En estas horas, millones de argentinos y argentinas siguen con entusiasmo el streaming en vivo de una expedición científica en el Cañón Submarino de Mar del Plata. En redes sociales, el fenómeno fue imparable: memes, capturas, nombres simpáticos para los animales encontrados —como la ya célebre “estrellita culona”—, clips compartidos y una emoción colectiva difícil de ignorar. Sin embargo, entre tanta fascinación por el fondo del mar, no dejemos de mirar lo que flota en la superficie: la ciencia argentina está siendo vaciada, y quien navega nuestras aguas es un buque extranjero.
El buque en cuestión se llama R/V Falkor (Too). Es un moderno barco oceanográfico, pero no argentino. Está registrado bajo bandera de las Islas Caimán, territorio británico de ultramar, y es operado por el Schmidt Ocean Institute, una fundación norteamericana fundada por Eric Schmidt, ex CEO de Google. Es decir, la expedición se hizo en aguas argentinas, con científicos del Conicet, pero a bordo de un barco británico y financiada con infraestructura estadounidense.
La transmisión en vivo del descenso del ROV (vehículo submarino no tripulado) fue un éxito. A través de YouTube, más de 2 millones de personas vieron la expedición.
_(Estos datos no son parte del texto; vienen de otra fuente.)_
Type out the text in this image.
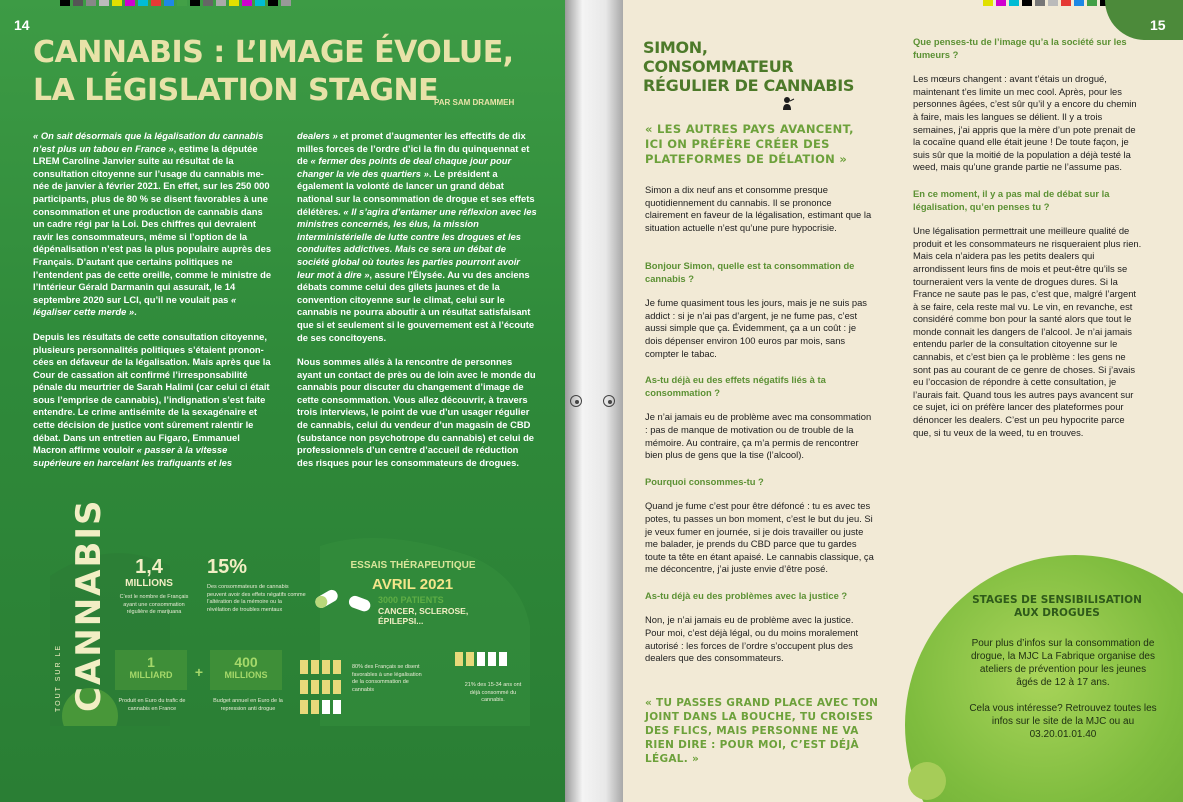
14
CANNABIS : L’IMAGE ÉVOLUE, LA LÉGISLATION STAGNE
PAR SAM DRAMMEH

« On sait désormais que la légalisation du cannabis n’est plus un tabou en France », estime la députée LREM Caroline Janvier suite au résultat de la consultation citoyenne sur l’usage du cannabis menée de janvier à février 2021. En effet, sur les 250 000 participants, plus de 80 % se disent favorables à une consommation et une production de cannabis dans un cadre régi par la Loi. Des chiffres qui devraient ravir les consommateurs, même si l’option de la dépénalisation n’est pas la plus populaire auprès des Français. D’autant que certains politiques ne l’entendent pas de cette oreille, comme le ministre de l’Intérieur Gérald Darmanin qui assurait, le 14 septembre 2020 sur LCI, qu’il ne voulait pas « légaliser cette merde ».

Depuis les résultats de cette consultation citoyenne, plusieurs personnalités politiques s’étaient prononcées en défaveur de la légalisation. Mais après que la Cour de cassation ait confirmé l’irresponsabilité pénale du meurtrier de Sarah Halimi (car celui ci était sous l’emprise de cannabis), l’indignation s’est faite entendre. Le crime antisémite de la sexagénaire et cette décision de justice vont sûrement ralentir le débat. Dans un entretien au Figaro, Emmanuel Macron affirme vouloir « passer à la vitesse supérieure en harcelant les trafiquants et les

dealers » et promet d’augmenter les effectifs de dix milles forces de l’ordre d’ici la fin du quinquennat et de « fermer des points de deal chaque jour pour changer la vie des quartiers ». Le président a également la volonté de lancer un grand débat national sur la consommation de drogue et ses effets délétères. « Il s’agira d’entamer une réflexion avec les ministres concernés, les élus, la mission interministérielle de lutte contre les drogues et les conduites addictives. Mais ce sera un débat de société global où toutes les parties pourront avoir leur mot à dire », assure l’Élysée. Au vu des anciens débats comme celui des gilets jaunes et de la convention citoyenne sur le climat, celui sur le cannabis ne pourra aboutir à un résultat satisfaisant que si et seulement si le gouvernement est à l’écoute de ses concitoyens.

Nous sommes allés à la rencontre de personnes ayant un contact de près ou de loin avec le monde du cannabis pour discuter du changement d’image de cette consommation. Vous allez découvrir, à travers trois interviews, le point de vue d’un usager régulier de cannabis, celui du vendeur d’un magasin de CBD (substance non psychotrope du cannabis) et celui de professionnels d’un centre d’accueil de réduction des risques pour les consommateurs de drogues.

TOUT SUR LE CANNABIS	1,4
MILLIONS
C’est le nombre de Français ayant une consommation régulière de marijuana
15%
Des consommateurs de cannabis peuvent avoir des effets négatifs comme l’altération de la mémoire ou la révélation de troubles mentaux
ESSAIS THÉRAPEUTIQUE
AVRIL 2021
3000 PATIENTS
CANCER, SCLEROSE, ÉPILEPSI...
1
MILLIARD
Produit en Euro du trafic de cannabis en France
+
400
MILLIONS
Budget annuel en Euro de la repression anti drogue
80% des Français se disent favorables à une légalisation de la consommation de cannabis
21% des 15-34 ans ont déjà consommé du cannabis.
15
SIMON, CONSOMMATEUR RÉGULIER DE CANNABIS
« LES AUTRES PAYS AVANCENT, ICI ON PRÉFÈRE CRÉER DES PLATEFORMES DE DÉLATION »
Simon a dix neuf ans et consomme presque quotidiennement du cannabis. Il se prononce clairement en faveur de la légalisation, estimant que la situation actuelle n’est qu’une pure hypocrisie.
Bonjour Simon, quelle est ta consommation de cannabis ?
Je fume quasiment tous les jours, mais je ne suis pas addict : si je n’ai pas d’argent, je ne fume pas, c’est aussi simple que ça. Évidemment, ça a un coût : je dois dépenser environ 100 euros par mois, sans compter le tabac.
As-tu déjà eu des effets négatifs liés à ta consommation ?
Je n’ai jamais eu de problème avec ma consommation : pas de manque de motivation ou de trouble de la mémoire. Au contraire, ça m’a permis de rencontrer bien plus de gens que la tise (l’alcool).
Pourquoi consommes-tu ?
Quand je fume c’est pour être défoncé : tu es avec tes potes, tu passes un bon moment, c’est le but du jeu. Si je veux fumer en journée, si je dois travailler ou juste me balader, je prends du CBD parce que tu gardes toute ta tête en étant apaisé. Le cannabis classique, ça me déconcentre, j’ai juste envie d’être posé.
As-tu déjà eu des problèmes avec la justice ?
Non, je n’ai jamais eu de problème avec la justice. Pour moi, c’est déjà légal, ou du moins moralement autorisé : les forces de l’ordre s’occupent plus des dealers que des consommateurs.
« TU PASSES GRAND PLACE AVEC TON JOINT DANS LA BOUCHE, TU CROISES DES FLICS, MAIS PERSONNE NE VA RIEN DIRE : POUR MOI, C’EST DÉJÀ LÉGAL. »
Que penses-tu de l’image qu’a la société sur les fumeurs ?
Les mœurs changent : avant t’étais un drogué, maintenant t’es limite un mec cool. Après, pour les personnes âgées, c’est sûr qu’il y a encore du chemin à faire, mais les langues se délient. Il y a trois semaines, j’ai appris que la mère d’un pote prenait de la cocaïne quand elle était jeune ! De toute façon, je suis sûr que la moitié de la population a déjà testé la weed, mais qu’une grande partie ne l’assume pas.
En ce moment, il y a pas mal de débat sur la légalisation, qu’en penses tu ?
Une légalisation permettrait une meilleure qualité de produit et les consommateurs ne risqueraient plus rien. Mais cela n’aidera pas les petits dealers qui arrondissent leurs fins de mois et peut-être qu’ils se tourneraient vers la vente de drogues dures. Si la France ne saute pas le pas, c’est que, malgré l’argent à se faire, cela reste mal vu. Le vin, en revanche, est considéré comme bon pour la santé alors que tout le monde connait les dangers de l’alcool. Je n’ai jamais entendu parler de la consultation citoyenne sur le cannabis, et c’est bien ça le problème : les gens ne sont pas au courant de ce genre de choses. Si j’avais eu l’occasion de répondre à cette consultation, je l’aurais fait. Quand tous les autres pays avancent sur ce sujet, ici on préfère lancer des plateformes pour dénoncer les dealers. C’est un peu hypocrite parce que, si tu veux de la weed, tu en trouves.
STAGES DE SENSIBILISATION AUX DROGUES

Pour plus d’infos sur la consommation de drogue, la MJC La Fabrique organise des ateliers de prévention pour les jeunes âgés de 12 à 17 ans.

Cela vous intéresse? Retrouvez toutes les infos sur le site de la MJC ou au 03.20.01.01.40
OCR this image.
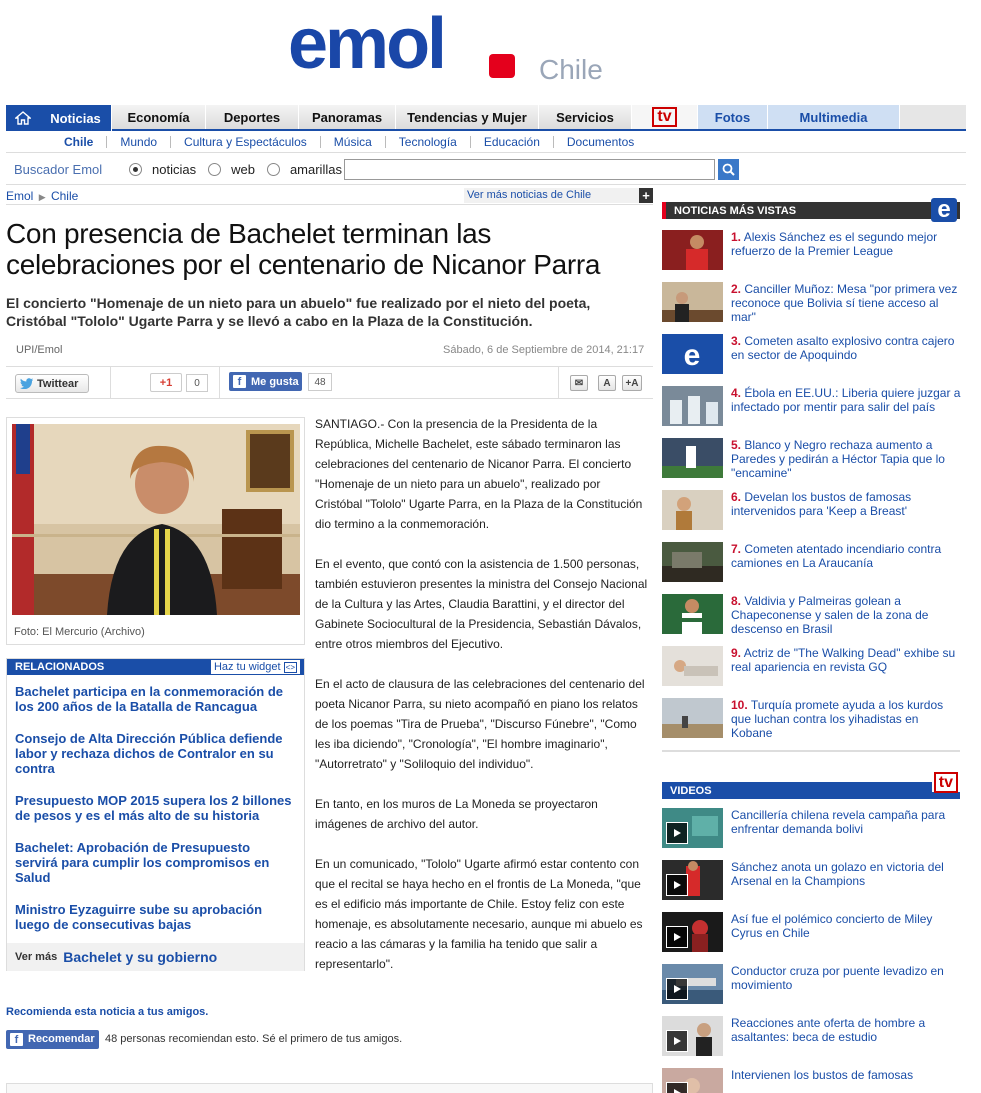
emol	Chile
Noticias	Economía	Deportes	Panoramas	Tendencias y Mujer	Servicios	tv	Fotos	Multimedia
Chile	Mundo	Cultura y Espectáculos	Música	Tecnología	Educación	Documentos
Buscador Emol	noticias	web	amarillas
Emol ▶ Chile	Ver más noticias de Chile	+
Con presencia de Bachelet terminan las celebraciones por el centenario de Nicanor Parra
El concierto "Homenaje de un nieto para un abuelo" fue realizado por el nieto del poeta, Cristóbal "Tololo" Ugarte Parra y se llevó a cabo en la Plaza de la Constitución.
UPI/Emol	Sábado, 6 de Septiembre de 2014, 21:17
Twittear	+1	0	f Me gusta	48	✉	A	+A
Foto: El Mercurio (Archivo)
RELACIONADOS	Haz tu widget <>
Bachelet participa en la conmemoración de los 200 años de la Batalla de Rancagua
Consejo de Alta Dirección Pública defiende labor y rechaza dichos de Contralor en su contra
Presupuesto MOP 2015 supera los 2 billones de pesos y es el más alto de su historia
Bachelet: Aprobación de Presupuesto servirá para cumplir los compromisos en Salud
Ministro Eyzaguirre sube su aprobación luego de consecutivas bajas
Ver más Bachelet y su gobierno

SANTIAGO.- Con la presencia de la Presidenta de la República, Michelle Bachelet, este sábado terminaron las celebraciones del centenario de Nicanor Parra. El concierto "Homenaje de un nieto para un abuelo", realizado por Cristóbal "Tololo" Ugarte Parra, en la Plaza de la Constitución dio termino a la conmemoración.

En el evento, que contó con la asistencia de 1.500 personas, también estuvieron presentes la ministra del Consejo Nacional de la Cultura y las Artes, Claudia Barattini, y el director del Gabinete Sociocultural de la Presidencia, Sebastián Dávalos, entre otros miembros del Ejecutivo.

En el acto de clausura de las celebraciones del centenario del poeta Nicanor Parra, su nieto acompañó en piano los relatos de los poemas "Tira de Prueba", "Discurso Fúnebre", "Como les iba diciendo", "Cronología", "El hombre imaginario", "Autorretrato" y "Soliloquio del individuo".

En tanto, en los muros de La Moneda se proyectaron imágenes de archivo del autor.

En un comunicado, "Tololo" Ugarte afirmó estar contento con que el recital se haya hecho en el frontis de La Moneda, "que es el edificio más importante de Chile. Estoy feliz con este homenaje, es absolutamente necesario, aunque mi abuelo es reacio a las cámaras y la familia ha tenido que salir a representarlo".

Recomienda esta noticia a tus amigos.
f Recomendar 48 personas recomiendan esto. Sé el primero de tus amigos.
NOTICIAS MÁS VISTAS	e
1. Alexis Sánchez es el segundo mejor refuerzo de la Premier League
2. Canciller Muñoz: Mesa "por primera vez reconoce que Bolivia sí tiene acceso al mar"
e	3. Cometen asalto explosivo contra cajero en sector de Apoquindo
4. Ébola en EE.UU.: Liberia quiere juzgar a infectado por mentir para salir del país
5. Blanco y Negro rechaza aumento a Paredes y pedirán a Héctor Tapia que lo "encamine"
6. Develan los bustos de famosas intervenidos para 'Keep a Breast'
7. Cometen atentado incendiario contra camiones en La Araucanía
8. Valdivia y Palmeiras golean a Chapeconense y salen de la zona de descenso en Brasil
9. Actriz de "The Walking Dead" exhibe su real apariencia en revista GQ
10. Turquía promete ayuda a los kurdos que luchan contra los yihadistas en Kobane
VIDEOS	tv
Cancillería chilena revela campaña para enfrentar demanda bolivi
Sánchez anota un golazo en victoria del Arsenal en la Champions
Así fue el polémico concierto de Miley Cyrus en Chile
Conductor cruza por puente levadizo en movimiento
Reacciones ante oferta de hombre a asaltantes: beca de estudio
Intervienen los bustos de famosas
Hubo más de 30.000 espectadores simultáneos en momentos pico. Las criaturas halladas —algunas nuevas para la ciencia— generaron asombro, curiosidad e identificación emocional. La estrella de mar apodada “culona”, peces transparentes, corales y especies abisales captaron la atención del país entero.
Ese entusiasmo social no es menor: demuestra que el conocimiento despierta emociones y que existe un vínculo profundo entre la comunidad y su entorno natural. Pero también evidencia un vacío: cuando el Estado abandona su rol, el espectáculo —aunque valioso— reemplaza a la política pública.
Mientras se viralizaban las criaturas submarinas, el Conicet sigue sufriendo recortes, los institutos de investigación sobreviven con presupuestos mínimos, y la Argentina no cuenta con buques científicos propios plenamente operativos. Si esta campaña pudo realizarse fue gracias a una fundación extranjera que puso el barco, la tecnología y el canal de difusión.
Esto no es cooperación científica: es dependencia estructural. Y es parte de un modelo que desfinancia el sistema nacional de ciencia y técnica, mientras celebra un espectáculo del que somos espectadores más que protagonistas.
En un país que supo lanzar satélites, construir reactores y formar científicos de excelencia, explorar nuestro mar con buques ajenos debería encender una señal de alarma, no de euforia ingenua.
No se trata de negar el valor del descubrimiento ni el mérito de los investigadores argentinos, que son reconocidos y admirables. Se trata de no perder de vista el contexto. No alcanza con emocionarnos por lo nuestro si no podemos investigarlo con herramientas propias.
Celebramos la estrellita culona, pero no olvidemos que no tenemos el barco, ni el presupuesto, ni la voluntad política de sostener un proyecto científico soberano.